Prove that $2^{5n + 1} + 5^{n + 2} $ is divisible by 27 for any positive integer

Question

My question is related to using mathematical induction to prove that $2^{5n + 1} + 5^{n + 2} $ is divisible by 27 for any positive integer.

Work so far:

(1) For n = 1:

$2^{5(1) + 1} + 5^{(1) + 2} = 26 + 53 = 64 + 125 = 189$

Check if divisible by $27$: $189$ mod $27$ = $0$
As no remainder is left, the base case is divisible by $27$.
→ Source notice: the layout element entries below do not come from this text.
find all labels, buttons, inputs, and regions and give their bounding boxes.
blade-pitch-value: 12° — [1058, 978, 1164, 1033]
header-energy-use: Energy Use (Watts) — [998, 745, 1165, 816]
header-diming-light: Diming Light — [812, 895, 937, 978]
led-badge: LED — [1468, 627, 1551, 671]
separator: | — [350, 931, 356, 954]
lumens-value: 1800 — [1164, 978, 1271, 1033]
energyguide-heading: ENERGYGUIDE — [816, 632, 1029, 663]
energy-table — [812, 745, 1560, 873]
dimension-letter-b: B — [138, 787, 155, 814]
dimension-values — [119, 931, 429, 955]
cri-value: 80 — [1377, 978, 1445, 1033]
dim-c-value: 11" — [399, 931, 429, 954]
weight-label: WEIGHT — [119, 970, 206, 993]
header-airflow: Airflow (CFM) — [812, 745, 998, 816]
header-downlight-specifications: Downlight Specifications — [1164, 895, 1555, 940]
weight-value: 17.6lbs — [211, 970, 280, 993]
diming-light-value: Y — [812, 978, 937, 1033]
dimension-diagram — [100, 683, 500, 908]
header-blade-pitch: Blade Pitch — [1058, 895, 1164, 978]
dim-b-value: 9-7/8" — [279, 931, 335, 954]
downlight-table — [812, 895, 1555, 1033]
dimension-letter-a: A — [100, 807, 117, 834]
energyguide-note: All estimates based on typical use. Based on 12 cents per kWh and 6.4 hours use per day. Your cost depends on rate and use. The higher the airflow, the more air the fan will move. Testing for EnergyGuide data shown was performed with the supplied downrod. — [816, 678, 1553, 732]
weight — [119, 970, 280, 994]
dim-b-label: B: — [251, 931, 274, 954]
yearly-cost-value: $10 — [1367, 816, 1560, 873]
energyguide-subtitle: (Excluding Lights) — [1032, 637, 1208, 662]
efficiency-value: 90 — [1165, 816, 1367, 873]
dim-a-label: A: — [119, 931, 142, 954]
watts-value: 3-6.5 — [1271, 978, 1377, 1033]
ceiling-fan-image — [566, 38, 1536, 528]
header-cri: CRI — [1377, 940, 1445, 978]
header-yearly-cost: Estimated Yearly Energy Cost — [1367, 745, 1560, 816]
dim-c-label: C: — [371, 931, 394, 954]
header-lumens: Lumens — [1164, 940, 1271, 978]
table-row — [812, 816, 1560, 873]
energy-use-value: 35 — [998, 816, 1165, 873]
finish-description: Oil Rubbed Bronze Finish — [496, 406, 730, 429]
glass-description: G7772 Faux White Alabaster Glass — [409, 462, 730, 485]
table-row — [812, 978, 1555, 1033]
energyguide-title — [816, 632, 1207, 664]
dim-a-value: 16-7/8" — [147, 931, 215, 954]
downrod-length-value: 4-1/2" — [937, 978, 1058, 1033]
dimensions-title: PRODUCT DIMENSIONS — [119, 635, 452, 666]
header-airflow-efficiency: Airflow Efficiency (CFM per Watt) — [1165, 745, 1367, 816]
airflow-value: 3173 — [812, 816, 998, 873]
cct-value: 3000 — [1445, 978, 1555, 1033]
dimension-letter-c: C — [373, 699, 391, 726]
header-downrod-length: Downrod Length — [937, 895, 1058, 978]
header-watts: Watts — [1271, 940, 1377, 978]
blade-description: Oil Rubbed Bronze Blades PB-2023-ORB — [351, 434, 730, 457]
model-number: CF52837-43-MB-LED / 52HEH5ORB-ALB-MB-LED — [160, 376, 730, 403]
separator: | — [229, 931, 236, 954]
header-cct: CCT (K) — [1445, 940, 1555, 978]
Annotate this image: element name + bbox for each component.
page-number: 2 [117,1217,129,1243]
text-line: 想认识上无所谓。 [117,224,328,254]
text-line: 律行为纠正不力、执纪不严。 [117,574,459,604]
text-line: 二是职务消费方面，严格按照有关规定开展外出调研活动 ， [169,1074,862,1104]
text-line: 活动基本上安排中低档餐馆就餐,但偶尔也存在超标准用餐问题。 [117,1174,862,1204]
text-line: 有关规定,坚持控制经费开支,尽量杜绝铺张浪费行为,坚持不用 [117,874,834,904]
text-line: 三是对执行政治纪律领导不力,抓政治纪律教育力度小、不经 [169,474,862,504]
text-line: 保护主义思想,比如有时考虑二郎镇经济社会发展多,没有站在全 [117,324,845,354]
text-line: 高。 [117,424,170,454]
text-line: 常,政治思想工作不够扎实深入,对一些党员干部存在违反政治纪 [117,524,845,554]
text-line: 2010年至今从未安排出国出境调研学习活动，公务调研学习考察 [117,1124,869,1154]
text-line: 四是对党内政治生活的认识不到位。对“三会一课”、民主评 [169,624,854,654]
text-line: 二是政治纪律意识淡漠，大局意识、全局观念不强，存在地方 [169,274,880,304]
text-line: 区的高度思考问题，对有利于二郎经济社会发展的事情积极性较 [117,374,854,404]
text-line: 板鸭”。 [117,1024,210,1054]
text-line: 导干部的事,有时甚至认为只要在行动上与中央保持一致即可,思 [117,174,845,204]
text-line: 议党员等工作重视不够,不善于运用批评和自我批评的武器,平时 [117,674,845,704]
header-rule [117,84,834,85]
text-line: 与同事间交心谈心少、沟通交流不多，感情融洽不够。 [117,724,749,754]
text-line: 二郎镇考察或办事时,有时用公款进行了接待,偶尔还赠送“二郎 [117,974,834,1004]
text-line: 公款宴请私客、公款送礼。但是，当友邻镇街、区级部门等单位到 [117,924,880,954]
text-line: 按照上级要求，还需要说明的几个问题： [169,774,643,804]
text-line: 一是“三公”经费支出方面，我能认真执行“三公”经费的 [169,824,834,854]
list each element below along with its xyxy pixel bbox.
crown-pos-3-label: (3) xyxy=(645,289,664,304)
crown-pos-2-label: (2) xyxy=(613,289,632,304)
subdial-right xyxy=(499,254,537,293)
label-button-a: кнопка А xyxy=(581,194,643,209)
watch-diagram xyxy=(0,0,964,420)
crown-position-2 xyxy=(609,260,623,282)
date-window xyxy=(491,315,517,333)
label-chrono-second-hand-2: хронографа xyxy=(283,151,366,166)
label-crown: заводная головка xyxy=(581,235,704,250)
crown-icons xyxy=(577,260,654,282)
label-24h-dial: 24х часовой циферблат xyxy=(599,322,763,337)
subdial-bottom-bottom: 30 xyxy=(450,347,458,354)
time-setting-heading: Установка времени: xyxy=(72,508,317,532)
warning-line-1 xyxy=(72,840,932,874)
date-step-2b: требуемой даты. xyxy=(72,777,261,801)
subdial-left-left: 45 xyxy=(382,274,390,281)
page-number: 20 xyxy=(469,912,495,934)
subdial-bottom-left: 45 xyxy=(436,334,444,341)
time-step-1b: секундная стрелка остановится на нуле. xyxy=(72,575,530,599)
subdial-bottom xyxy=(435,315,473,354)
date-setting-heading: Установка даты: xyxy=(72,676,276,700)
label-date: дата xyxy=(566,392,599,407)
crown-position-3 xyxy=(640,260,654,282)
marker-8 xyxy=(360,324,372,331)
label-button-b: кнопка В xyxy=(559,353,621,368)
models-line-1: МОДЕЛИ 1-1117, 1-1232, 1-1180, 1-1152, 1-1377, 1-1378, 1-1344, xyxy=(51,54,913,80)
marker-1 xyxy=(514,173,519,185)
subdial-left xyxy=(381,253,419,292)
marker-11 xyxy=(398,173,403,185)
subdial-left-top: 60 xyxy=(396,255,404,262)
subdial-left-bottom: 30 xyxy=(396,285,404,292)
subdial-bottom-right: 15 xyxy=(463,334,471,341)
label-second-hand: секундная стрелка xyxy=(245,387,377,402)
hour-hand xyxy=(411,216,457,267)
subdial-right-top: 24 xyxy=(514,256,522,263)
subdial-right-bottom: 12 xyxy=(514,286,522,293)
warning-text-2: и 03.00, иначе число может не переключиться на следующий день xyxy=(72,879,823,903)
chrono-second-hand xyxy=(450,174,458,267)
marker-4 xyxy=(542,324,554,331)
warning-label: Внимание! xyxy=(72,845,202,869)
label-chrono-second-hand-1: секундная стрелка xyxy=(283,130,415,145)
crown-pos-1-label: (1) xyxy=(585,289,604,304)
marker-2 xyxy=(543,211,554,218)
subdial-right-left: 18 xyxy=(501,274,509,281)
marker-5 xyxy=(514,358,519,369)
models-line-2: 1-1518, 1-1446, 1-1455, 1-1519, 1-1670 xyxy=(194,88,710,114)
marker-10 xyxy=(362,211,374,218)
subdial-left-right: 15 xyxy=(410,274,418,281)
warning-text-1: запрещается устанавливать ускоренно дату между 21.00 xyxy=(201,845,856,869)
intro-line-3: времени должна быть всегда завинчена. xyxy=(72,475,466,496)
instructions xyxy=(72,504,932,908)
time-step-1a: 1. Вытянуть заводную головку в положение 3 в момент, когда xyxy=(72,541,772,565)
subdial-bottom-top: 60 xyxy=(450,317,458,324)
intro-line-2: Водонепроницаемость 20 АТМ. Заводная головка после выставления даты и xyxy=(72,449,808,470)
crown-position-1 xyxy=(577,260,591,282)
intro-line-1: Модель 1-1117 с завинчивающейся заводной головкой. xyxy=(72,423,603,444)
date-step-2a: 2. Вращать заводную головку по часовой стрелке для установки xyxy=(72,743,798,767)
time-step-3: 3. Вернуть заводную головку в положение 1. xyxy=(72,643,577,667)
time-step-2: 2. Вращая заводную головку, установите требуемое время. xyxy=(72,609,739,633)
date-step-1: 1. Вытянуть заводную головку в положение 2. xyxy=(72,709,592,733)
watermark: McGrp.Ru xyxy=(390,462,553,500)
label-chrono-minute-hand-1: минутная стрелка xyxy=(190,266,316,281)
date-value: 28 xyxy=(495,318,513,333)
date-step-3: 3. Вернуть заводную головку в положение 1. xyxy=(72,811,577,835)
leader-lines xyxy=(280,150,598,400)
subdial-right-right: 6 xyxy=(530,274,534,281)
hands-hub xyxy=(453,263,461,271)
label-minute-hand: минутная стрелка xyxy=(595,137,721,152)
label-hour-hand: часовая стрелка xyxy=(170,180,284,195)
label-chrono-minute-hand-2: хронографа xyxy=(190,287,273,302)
(2) Assume $n = k$, then $2^{5k + 1} + 5^{k + 2} = 27k$

(3) Prove that this is true for n = k + 1:

$$2^{5(k + 1) + 1} + 5^{(k + 1) + 2} $$ $$= 2^{5k + 5 + 1} + 5^{k + 1 + 2} $$ $$ = 32 * 2^{5k + 1} + 5 * 5^{k + 2}$$ $$= ? $$

I know I am supposed to factor out 27 somehow, I just cant seem to figure it out. Any help would be appreciated.

Answer 1

Use the fact that $32=5+27$ to get $$\begin{align}2^{5(k+1)+1}+5^{k+1+2}&=2^{5k+6}+5^{k+3}\\&=32\cdot2^{5k+1}+5\cdot5^{k+2}\\&=5\cdot2^{5k+1}+27\cdot2^{5k+1}+5\cdot5^{k+2}\\&=5(2^{5k+1}+5^{k+2})+27\cdot2^{5k+1}\\&=27(5t+2^{5k+1})\end{align}$$ for some positive integer $t$. The result follows.

Answer 2

Because $$2^{5n+1}+5^{n+2}=2\cdot32^n-2\cdot5^n+27\cdot5^n=2(32-5)(32^{n-1}+...+5^{n-1})+27\cdot5^n,$$ which is divided by $27.$

Answer 3

\begin{eqnarray*} =\color{red}{27} \times 2^{5n+1}+5 \color{red}{(2^{5n+1}+5^{n+1})}. \end{eqnarray*}

Answer 4

It is: $$2^{5n+1}+5^{n+2}=2\cdot 32^n+25\cdot 5^n=$$ $$2\cdot (27+5)^n+25\cdot 5^n=2\cdot (27^n+\cdots +5^n)+25\cdot 5^n=$$ $$27m+2\cdot 5^n +25\cdot 5^n=27(m+5^n).$$

Answer 5

$$32\cdot2^{5k+1}+5\cdot5^{k+2}=5(2^{5k+1}+5^{k+2})+27(2^{5k+1})$$ Both terms now have factors in them divisible by 27:

• First has $2^{5k+1}+5^{k+2}$
• Second has $27$

Answer 6

Here is a different take, for fun.

Let $x_n = 2^{5n + 1} + 5^{n + 2} = 2\cdot 32^n+25\cdot 5^n$.

Since $32$ and $5$ are the roots of an equation $x^2=ax+b$ (*), we have $x_{n+2}=ax_{n+1}+bx_n$.

The result follows by induction because the base cases $27 \mid x_0 = 27$ and $27 \mid x_1 = 189$ are easily checked.

(*) where $a=32+5, b=32\cdot 5$. These values are not important. What matters is that the recurrence is linear with integer coefficients.